Un parfum d’indécence
Brutalement le masque a lâché. Pendant deux ans, il avait fallu comprimer, contenir, entretenir une image. Et puis la digue a été emportée.
Il y a eu les « plaisanteries » douteuses de Brice Hortefeux sur le « profil type » de l’auvergnat. Certes, il n’y avait pas eu « mort d’homme », mais ce fût la révélation d’un racisme ordinaire et franchouillard, celui qui nourrit les discriminations et les brimades quotidiennes de tant de nos concitoyens issus de l’immigration.
Il y a eu ce procès Clearstream, concours de manipulations et de coups tordus entre deux fauves qui n’ont d’autre rêve que de se battre au dernier sang. Ce fût la révélation d’un président, garant de l’indépendance de l’autorité judiciaire, trop obnubilé par sa haine pour s’imposer une distinction entre prévenus et coupables.
Il y a eu ces hallucinantes déclarations de Frédéric Mitterrand sur « l’Amérique qu’on aime » et celle « qu’on aime pas », c’est-à-dire celle qui ose poursuivre Roman Polanski pour viol sur mineure de 13 ans. Ce fût la révélation d’un état d’esprit, celui de « demi-dieux » qui croient pouvoir épargner à leurs amis la justice des hommes.
Il y a eu ces Unes de la presse répétées sur Eric Besson qui a fait de la transgression et de la trahison sa marque personnelle. Ce fût grâce à son ex femme la révélation de la psychologie fragile et torturée d’un ministre d’ouverture.
Il y a eu cette « jungle » que l’on vide à Calais et ces avions qu’on remplit pour l’Afghanistan, renvoyant vers la guerre, le fanatisme, la violence et peut-être la mort des familles qui avaient fui leur pays. Ce fût la révélation de la force brutale d’un gouvernement qui tourne le dos à la vocation de la France, terre d’asile et protectrice des droits de l’Homme.
Il y a eu ce discret cadeau de la libéralisation des jeux en lignes au mépris des risques d’addiction, de corruption et de blanchiment de l’argent sale. Ce fût la révélation de l’actualité d’un pacte non écrit mais jamais dénoncé, qui lie celles et ceux qui la nuit de la victoire du 6 mai 2007, furent les invités du nouveau président au Fouquet’s.
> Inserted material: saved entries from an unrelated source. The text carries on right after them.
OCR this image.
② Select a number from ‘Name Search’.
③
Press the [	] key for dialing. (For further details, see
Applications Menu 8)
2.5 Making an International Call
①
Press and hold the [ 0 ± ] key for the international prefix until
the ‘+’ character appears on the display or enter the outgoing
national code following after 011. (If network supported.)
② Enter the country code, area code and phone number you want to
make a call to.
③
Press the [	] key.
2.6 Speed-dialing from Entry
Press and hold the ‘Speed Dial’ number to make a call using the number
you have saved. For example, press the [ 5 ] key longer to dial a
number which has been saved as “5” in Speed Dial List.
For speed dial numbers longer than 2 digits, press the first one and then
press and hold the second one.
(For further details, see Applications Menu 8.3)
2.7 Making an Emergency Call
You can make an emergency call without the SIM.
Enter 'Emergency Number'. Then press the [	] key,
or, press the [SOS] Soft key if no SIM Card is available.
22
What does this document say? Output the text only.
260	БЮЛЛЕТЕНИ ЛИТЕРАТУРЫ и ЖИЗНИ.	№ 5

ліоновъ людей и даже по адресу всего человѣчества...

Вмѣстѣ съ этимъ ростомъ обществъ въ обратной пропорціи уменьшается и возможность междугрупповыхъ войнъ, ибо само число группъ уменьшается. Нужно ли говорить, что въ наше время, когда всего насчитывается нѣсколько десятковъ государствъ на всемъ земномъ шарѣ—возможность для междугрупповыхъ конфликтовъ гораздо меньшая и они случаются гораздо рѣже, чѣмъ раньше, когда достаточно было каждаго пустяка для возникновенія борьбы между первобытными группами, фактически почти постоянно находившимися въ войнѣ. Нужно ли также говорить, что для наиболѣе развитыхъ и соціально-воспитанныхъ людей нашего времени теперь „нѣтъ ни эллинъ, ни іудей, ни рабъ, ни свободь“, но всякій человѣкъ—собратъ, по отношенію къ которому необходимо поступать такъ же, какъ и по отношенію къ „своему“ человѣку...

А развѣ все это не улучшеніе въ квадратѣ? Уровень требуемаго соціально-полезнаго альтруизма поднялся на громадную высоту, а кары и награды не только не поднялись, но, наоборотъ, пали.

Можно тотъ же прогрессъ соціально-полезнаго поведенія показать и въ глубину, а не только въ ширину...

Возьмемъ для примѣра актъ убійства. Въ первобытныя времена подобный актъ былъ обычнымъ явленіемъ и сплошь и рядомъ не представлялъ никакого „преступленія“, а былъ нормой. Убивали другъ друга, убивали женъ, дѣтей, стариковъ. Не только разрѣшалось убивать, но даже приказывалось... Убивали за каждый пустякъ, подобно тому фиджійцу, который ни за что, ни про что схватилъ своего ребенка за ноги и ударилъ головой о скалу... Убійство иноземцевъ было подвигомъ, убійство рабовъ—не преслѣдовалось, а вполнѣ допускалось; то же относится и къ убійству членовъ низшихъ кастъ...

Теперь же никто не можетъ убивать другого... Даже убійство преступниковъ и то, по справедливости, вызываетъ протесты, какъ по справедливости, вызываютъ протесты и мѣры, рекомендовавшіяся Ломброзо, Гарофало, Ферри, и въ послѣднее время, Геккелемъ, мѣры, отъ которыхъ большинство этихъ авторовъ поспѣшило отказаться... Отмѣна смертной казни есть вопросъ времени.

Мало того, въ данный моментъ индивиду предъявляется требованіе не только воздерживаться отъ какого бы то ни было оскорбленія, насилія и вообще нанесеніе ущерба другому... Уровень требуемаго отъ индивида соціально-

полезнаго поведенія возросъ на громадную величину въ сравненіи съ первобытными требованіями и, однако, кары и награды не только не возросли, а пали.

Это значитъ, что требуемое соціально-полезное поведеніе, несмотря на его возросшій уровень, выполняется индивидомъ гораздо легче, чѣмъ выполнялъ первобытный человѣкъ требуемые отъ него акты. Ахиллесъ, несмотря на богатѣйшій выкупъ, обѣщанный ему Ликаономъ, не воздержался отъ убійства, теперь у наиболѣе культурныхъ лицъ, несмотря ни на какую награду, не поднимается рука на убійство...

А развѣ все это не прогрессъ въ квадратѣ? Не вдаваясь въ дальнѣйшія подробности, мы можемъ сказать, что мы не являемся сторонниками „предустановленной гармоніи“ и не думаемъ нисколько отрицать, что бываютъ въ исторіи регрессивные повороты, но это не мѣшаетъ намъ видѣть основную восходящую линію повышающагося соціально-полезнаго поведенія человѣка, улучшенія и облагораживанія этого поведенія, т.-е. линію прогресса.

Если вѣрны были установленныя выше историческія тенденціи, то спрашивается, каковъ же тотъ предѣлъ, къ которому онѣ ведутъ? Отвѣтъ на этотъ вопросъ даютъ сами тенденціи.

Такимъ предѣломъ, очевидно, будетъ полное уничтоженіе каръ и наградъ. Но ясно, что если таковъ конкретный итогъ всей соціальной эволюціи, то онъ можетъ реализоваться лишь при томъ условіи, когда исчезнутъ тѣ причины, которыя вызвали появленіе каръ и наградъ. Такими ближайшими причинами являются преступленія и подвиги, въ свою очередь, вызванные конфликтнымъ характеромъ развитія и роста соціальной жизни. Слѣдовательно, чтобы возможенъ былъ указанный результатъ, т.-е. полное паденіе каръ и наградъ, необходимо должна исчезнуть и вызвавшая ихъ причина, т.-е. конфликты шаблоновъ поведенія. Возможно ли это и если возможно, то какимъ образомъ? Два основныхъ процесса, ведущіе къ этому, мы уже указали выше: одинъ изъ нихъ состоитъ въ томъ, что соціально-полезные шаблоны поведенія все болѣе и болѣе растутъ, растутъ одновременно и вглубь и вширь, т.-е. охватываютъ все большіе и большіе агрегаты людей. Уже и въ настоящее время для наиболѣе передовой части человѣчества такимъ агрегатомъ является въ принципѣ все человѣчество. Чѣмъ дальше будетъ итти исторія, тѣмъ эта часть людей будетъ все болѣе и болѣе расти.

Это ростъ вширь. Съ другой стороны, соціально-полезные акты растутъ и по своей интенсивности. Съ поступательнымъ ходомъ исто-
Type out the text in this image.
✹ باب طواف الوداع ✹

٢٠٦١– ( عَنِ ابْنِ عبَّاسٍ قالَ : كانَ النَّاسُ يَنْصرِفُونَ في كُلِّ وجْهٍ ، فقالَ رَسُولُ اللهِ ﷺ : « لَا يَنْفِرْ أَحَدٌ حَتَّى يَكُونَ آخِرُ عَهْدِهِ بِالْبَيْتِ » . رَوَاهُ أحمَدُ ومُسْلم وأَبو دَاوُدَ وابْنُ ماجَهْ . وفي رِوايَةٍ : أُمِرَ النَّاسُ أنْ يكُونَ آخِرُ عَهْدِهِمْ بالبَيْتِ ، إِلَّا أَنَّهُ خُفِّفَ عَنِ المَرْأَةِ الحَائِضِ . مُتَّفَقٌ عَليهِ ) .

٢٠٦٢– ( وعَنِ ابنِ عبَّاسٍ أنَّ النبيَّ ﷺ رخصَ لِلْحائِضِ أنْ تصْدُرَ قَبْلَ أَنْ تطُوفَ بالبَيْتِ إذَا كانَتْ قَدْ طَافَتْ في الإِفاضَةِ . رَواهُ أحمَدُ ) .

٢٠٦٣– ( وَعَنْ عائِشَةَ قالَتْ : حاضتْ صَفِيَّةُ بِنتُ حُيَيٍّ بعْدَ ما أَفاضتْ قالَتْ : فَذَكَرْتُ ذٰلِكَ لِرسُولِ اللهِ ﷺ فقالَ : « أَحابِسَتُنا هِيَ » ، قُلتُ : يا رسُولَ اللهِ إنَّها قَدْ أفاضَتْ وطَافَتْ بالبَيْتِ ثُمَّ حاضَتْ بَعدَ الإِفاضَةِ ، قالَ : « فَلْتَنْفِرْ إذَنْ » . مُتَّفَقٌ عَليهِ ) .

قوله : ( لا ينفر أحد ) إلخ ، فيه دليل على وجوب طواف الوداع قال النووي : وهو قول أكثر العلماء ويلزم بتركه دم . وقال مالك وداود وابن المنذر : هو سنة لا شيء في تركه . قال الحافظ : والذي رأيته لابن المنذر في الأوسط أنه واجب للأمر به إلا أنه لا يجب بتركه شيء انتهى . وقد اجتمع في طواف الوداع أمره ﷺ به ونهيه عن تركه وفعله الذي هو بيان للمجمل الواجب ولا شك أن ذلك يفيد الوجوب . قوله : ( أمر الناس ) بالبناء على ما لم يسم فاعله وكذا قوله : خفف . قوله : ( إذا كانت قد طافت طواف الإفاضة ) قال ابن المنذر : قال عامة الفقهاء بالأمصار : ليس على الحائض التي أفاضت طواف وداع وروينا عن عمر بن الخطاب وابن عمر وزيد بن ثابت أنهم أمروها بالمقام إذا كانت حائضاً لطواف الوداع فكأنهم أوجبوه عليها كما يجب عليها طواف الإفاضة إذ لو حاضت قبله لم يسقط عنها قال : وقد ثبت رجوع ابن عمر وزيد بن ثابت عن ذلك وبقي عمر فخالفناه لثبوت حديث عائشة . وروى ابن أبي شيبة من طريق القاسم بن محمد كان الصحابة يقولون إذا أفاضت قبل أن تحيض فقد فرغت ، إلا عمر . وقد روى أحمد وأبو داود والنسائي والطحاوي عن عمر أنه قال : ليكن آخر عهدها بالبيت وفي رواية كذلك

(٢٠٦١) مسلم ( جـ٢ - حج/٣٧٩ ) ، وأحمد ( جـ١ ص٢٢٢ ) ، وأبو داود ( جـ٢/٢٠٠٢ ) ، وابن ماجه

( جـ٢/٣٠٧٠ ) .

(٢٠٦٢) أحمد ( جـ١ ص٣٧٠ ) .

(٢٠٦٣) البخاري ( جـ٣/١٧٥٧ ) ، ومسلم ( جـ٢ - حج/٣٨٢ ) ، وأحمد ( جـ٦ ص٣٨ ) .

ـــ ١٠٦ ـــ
Il y a eu cette commission des Finances au cours de laquelle le directeur de cabinet du président avoua que l’Elysée verse 43500 euros mensuels à Pierre Giacometti pour des conseils sur l’opinion. Ce fût la révélation du prix qu’accorde le président non aux Français, mais à ceux qui font profession de les endormir.
Il y a eu ce scandaleux jeu de chaises musicales pour permettre au fils du président de devenir à 23 ans président du modeste établissement public qui a la gestion du plus grand quartier d’affaires d’Europe. Ce fût la révélation d’une présidence qui se rêve en monarchie héréditaire.
Il y a eu ce redécoupage des circonscriptions législatives pour compliquer l’alternance puisqu’il faudra désormais que la gauche fasse 51,4% pour être majoritaire en sièges à l’assemblée quand il n’en faudra que 48,6 à la droite pour diriger le pays. Ce fût la révélation d’un pouvoir qui ose tout, jusqu’à fausser les règles de la démocratie.
Il y a surtout eu cette averse de taxes sur les ménages, les malades et les accidentés du travail tandis que le parapluie fiscal continuait de protéger ceux qui vivent déjà à l’abri de leur fortune. Cette fois ce ne fût pas une révélation, mais la confirmation d’une politique.
Cela s’est passé entre le 15 septembre et le 15 octobre. Cela s’est passé en France. Il flottait comme un parfum d’indécence.